I must mention one other instrumental work,
the Sonatina for clarinet and piano. This short but pleasing
offering is cast in three movements, in the first of which,
an Andante, the plangent singing tone of the clarinet
is well explored. A perky Scherzando is followed by
a movement entitled Alla Bach, which is akin to a Bachian
aria and which put me in mind also of Finzi. The work receives
a good performance, compromised somewhat by the clangy tone
of the piano, at least as recorded.
There’s a link
between this clarinet work and the extracts from Six Contrasted
Miniatures for Wind Quintet, in that the second of the
movements included here, ‘A Joke’ is an arrangement of the
Scherzando from the Sonatina.
The music on these
CDs is well crafted. If I have a criticism it would be that
much of the music included in the collection is rather serious
in tone. There are exceptions such as parts of the last two
works I’ve mentioned. The choir from the school at which Higginson
teaches give us a delightful little Italian carol, Canto
de natalizio, as one of the two pieces for girls’ voices
included on Disc Two. Another example of Higginson’s ability
to write with some wit is the first of the three movements
from his five-movement Suite for Recorder Duet.
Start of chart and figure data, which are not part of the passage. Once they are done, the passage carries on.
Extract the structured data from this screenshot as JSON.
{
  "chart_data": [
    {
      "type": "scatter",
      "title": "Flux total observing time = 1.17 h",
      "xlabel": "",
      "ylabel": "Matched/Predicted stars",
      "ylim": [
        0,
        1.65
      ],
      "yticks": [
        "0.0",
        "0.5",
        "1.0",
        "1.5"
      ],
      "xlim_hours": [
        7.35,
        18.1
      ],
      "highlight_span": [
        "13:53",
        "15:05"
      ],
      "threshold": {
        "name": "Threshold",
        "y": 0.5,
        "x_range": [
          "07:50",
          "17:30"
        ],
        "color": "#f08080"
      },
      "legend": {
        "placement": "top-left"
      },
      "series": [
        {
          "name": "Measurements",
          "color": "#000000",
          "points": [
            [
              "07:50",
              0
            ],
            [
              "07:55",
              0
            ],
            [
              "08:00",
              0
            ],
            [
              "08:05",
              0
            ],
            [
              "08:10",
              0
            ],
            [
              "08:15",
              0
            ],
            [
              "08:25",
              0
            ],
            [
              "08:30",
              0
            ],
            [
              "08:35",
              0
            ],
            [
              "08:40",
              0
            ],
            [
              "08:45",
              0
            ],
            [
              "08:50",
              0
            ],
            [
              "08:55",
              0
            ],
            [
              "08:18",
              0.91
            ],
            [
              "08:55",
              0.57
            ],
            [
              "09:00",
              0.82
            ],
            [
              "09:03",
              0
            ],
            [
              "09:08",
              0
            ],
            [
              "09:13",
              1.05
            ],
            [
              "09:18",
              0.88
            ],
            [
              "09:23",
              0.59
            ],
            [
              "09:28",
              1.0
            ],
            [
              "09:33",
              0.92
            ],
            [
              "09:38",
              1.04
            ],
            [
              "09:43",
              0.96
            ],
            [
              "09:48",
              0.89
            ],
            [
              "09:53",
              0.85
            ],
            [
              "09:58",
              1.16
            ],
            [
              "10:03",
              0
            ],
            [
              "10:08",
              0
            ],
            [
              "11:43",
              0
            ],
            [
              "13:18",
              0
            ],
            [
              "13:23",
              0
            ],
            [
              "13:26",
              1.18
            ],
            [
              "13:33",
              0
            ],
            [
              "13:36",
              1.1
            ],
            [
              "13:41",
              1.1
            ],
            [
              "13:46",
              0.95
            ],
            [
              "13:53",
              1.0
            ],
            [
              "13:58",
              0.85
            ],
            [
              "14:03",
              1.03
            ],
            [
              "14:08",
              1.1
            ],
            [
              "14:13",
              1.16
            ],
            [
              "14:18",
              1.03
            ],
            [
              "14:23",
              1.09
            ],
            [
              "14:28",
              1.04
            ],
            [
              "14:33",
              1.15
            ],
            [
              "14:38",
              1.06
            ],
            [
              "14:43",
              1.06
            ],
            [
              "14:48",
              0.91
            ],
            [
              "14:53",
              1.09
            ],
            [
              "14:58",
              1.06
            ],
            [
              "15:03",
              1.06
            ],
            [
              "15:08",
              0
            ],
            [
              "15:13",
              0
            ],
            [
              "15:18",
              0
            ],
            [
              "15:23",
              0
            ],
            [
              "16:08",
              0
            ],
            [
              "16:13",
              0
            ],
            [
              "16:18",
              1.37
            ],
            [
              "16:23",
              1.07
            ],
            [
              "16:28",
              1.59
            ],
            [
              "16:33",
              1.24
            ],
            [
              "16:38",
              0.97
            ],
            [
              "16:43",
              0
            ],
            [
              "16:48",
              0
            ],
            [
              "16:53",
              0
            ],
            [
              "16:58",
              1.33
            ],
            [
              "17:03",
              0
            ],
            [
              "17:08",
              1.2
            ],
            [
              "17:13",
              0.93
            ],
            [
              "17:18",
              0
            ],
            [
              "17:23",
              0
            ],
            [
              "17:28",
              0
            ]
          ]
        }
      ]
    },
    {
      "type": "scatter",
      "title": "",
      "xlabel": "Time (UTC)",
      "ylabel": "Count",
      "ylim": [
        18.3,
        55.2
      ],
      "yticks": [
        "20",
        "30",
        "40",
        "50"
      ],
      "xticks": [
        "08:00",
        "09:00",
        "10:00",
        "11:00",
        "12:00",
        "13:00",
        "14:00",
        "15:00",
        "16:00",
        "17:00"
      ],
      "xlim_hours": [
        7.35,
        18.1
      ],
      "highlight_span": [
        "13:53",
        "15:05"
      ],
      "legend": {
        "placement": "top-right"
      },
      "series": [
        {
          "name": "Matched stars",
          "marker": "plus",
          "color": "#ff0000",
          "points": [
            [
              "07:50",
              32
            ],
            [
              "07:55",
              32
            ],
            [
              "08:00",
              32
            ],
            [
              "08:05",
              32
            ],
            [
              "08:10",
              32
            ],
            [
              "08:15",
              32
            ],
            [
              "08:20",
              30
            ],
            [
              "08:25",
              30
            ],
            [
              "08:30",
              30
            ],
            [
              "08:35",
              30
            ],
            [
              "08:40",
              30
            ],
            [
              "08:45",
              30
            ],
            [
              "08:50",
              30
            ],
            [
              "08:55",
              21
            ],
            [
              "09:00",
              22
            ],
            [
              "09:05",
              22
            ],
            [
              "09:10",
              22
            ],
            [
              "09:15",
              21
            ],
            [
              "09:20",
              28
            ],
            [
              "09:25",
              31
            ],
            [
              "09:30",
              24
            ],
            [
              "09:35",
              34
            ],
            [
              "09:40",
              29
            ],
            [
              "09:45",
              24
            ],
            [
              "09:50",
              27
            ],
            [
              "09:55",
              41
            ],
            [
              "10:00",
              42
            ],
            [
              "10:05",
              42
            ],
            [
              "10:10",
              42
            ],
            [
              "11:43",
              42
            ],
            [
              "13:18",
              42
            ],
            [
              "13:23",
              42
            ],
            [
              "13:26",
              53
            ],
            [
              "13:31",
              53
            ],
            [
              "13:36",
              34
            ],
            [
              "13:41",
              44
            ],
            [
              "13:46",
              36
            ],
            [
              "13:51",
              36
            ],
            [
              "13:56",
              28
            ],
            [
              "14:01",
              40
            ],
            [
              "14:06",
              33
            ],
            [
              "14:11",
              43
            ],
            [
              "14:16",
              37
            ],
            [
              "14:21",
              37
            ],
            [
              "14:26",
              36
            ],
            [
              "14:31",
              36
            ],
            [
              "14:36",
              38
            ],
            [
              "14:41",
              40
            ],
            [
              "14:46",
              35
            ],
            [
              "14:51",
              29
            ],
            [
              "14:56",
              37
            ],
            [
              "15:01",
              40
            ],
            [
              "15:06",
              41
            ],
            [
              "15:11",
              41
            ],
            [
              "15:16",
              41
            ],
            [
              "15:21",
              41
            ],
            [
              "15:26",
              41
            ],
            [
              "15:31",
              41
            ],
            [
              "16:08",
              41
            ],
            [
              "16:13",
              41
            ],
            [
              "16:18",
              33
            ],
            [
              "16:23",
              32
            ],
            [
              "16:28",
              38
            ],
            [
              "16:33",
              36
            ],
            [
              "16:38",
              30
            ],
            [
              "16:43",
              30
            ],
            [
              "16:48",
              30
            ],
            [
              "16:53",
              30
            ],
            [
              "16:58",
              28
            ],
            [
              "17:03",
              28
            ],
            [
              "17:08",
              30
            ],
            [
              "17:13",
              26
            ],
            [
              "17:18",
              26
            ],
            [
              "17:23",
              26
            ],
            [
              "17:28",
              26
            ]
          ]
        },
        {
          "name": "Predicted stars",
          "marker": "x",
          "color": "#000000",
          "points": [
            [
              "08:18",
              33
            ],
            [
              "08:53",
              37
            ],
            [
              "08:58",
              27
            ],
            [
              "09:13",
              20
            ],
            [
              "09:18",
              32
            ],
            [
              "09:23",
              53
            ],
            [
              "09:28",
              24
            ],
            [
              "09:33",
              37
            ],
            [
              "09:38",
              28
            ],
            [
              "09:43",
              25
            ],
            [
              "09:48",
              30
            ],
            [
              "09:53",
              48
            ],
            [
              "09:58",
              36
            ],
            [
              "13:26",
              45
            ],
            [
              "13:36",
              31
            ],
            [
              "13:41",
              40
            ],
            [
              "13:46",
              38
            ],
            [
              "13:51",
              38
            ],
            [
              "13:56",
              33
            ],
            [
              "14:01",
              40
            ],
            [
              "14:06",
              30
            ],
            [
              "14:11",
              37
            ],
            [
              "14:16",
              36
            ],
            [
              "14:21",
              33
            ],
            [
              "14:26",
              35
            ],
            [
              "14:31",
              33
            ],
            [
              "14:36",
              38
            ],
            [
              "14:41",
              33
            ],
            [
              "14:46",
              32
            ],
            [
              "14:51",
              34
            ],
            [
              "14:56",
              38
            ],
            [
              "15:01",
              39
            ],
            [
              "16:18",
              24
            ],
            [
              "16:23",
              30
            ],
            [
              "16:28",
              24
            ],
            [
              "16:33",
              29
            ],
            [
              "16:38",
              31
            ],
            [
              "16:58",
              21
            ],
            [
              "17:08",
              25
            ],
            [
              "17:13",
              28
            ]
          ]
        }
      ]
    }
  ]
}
Entitled ‘The
trolls meet Rudolph’ this miniature entertainingly interweaves
Rudolph the red-nosed reindeer and In the Hall
of the Mountain King. Unfortunately the rest of the Suite
is nowhere near as entertaining. Overall, I wish the selection
of pieces had included a few more examples of this composer
in his lighter vein.
aside, this set is a useful introduction to an inventive composer
who clearly writes music to be “used”, which is as it should
be: there’s no point in composing pieces that will just gather
dust on library shelves. Gary Higginson has clearly set out
not only to write the music that he wants to write but that
musicians will want to perform. Since it sounds as if all
the performers here are giving of their best I would say that
he’s succeeded in that objective. The documentation includes
very brief notes by the composer about each piece.